Would you travel a few extra stops to save some extra dough? How about for $500? We scanned the map for the best single stop rent savings and found some really surprising results.

The list below represents the largest price disparities between a single stop. This could be because they are on the edge of a business development district, rents dropped at one stop, prices soared at the other, both, or all of the above. It’s also possible that the typical one-bedroom apartment near one stop is very different from an apartment a stop away. Some stops are also considerably further apart, such as between Ashland and California Avenues on the Green Line.

Turn your commute into extra cash at these stops

  • Save $926 on the long stretch from Ashland Ave ($2,051) to California Ave ($1,125) – Green line
  • Save $755 by hiking past Cermak-Chinatown ($1,794) to Sox-35th St ($1,039) – Red Line
  • Save $517 between Polk St ($1,787) and 18th St ($1,270) – Pink Line
  • Save $390 between Ill.
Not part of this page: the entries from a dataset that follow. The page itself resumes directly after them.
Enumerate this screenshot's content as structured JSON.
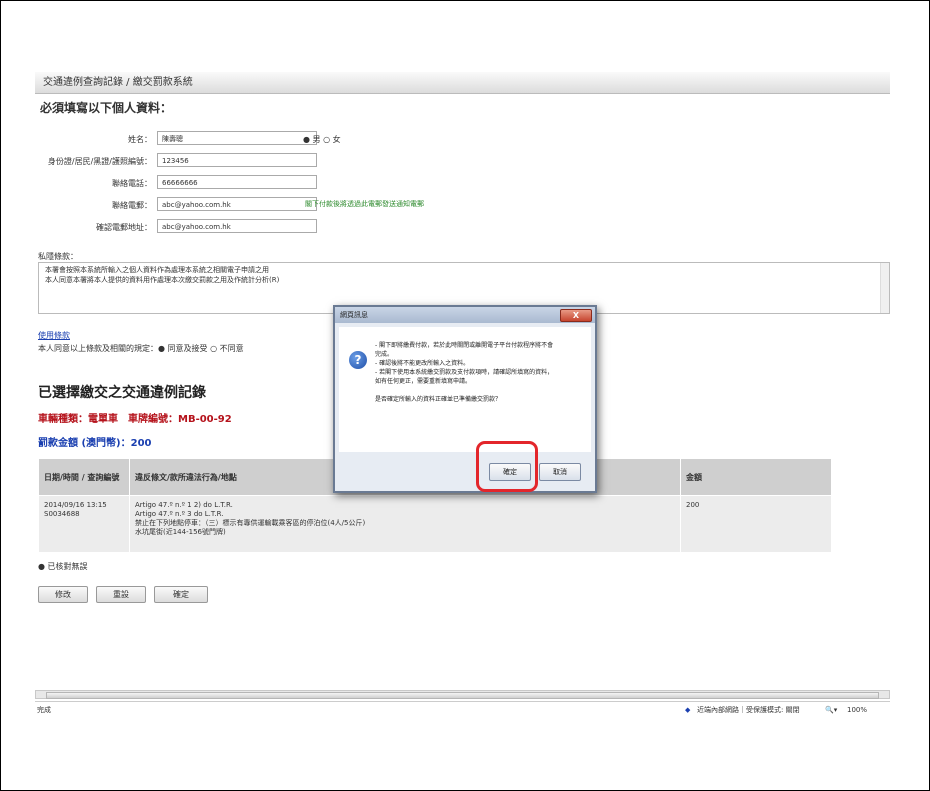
{
  "header": {
    "title": "交通違例查詢記錄 / 繳交罰款系統",
    "subtitle": "必須填寫以下個人資料："
  },
  "form": {
    "fields": [
      {
        "label": "姓名：",
        "value": "陳壽聰"
      },
      {
        "label": "身份證/居民/黑證/護照編號：",
        "value": "123456"
      },
      {
        "label": "聯絡電話：",
        "value": "66666666"
      },
      {
        "label": "聯絡電郵：",
        "value": "abc@yahoo.com.hk"
      },
      {
        "label": "確認電郵地址：",
        "value": "abc@yahoo.com.hk"
      }
    ],
    "gender": "● 男 ○ 女",
    "email_hint": "閣下付款後將透過此電郵發送通知電郵"
  },
  "privacy": {
    "title": "私隱條款：",
    "line1": "本署會按照本系統所輸入之個人資料作為處理本系統之相關電子申請之用",
    "line2": "本人同意本署將本人提供的資料用作處理本次繳交罰款之用及作統計分析(R)"
  },
  "terms_link": "使用條款",
  "agree_text": "本人同意以上條款及相關的規定：● 同意及接受 ○ 不同意",
  "records": {
    "title": "已選擇繳交之交通違例記錄",
    "plate_info": "車輛種類：電單車　車牌編號：MB-00-92",
    "amount": "罰款金額 (澳門幣)：200",
    "columns": [
      "日期/時間 / 查詢編號",
      "違反條文/款所違法行為/地點",
      "金額"
    ],
    "rows": [
      {
        "datetime": "2014/09/16 13:15",
        "id": "S0034688",
        "desc1": "Artigo 47.º n.º 1 2) do L.T.R.",
        "desc2": "Artigo 47.º n.º 3 do L.T.R.",
        "desc3": "禁止在下列地點停車：（三）標示有專供運輸載乘客區的停泊位(4人/5公斤)",
        "desc4": "水坑尾街(近144-156號門牌)",
        "amount": "200"
      }
    ]
  },
  "selected_label": "● 已核對無誤",
  "buttons": [
    "修改",
    "重設",
    "確定"
  ],
  "statusbar": {
    "left": "完成",
    "zone": "近端內部網路｜受保護模式: 關閉",
    "zoom": "100%"
  },
  "dialog": {
    "title": "網頁訊息",
    "close": "X",
    "icon": "?",
    "lines": [
      "- 閣下即將繳費付款，若於此時關閉或離開電子平台付款程序將不會",
      "  完成。",
      "- 確認後將不能更改所輸入之資料。",
      "- 若閣下使用本系統繳交罰款及支付款項時，請確認所填寫的資料，",
      "  如有任何更正，需要重新填寫申請。",
      "",
      "是否確定所輸入的資料正確並已準備繳交罰款？"
    ],
    "ok": "確定",
    "cancel": "取消"
  },
  "colors": {
    "highlight": "#e3262b",
    "plate": "#b5121b",
    "link": "#1a3fb0",
    "hint": "#2e8b2e"
  }
}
Medical Ctr. ($1,785) and Western Ave ($1,395) – Blue Line (Forest Park)
  • Save $366 between Grand Ave ($2,275) and Chicago Ave ($1,906) – Red line
  • Save $312 between Division St ($1,890) and Damen Ave ($1,578) – Blue Line (O’Hare)

There’s a Condensed Map for Easy Sharing

Click For High Resolution

What Does This All Mean For You?

Finding an apartment in Chicago is hard. Deciding where to live and starting your search is probably the most difficult step. By giving you as much information about the market as possible, RentHop hopes to point you in the right direction. This map is just one of the data-backed insights we offer. All of our Chicago apartment listings are ranked using available data to ensure that renters always see the best quality apartments.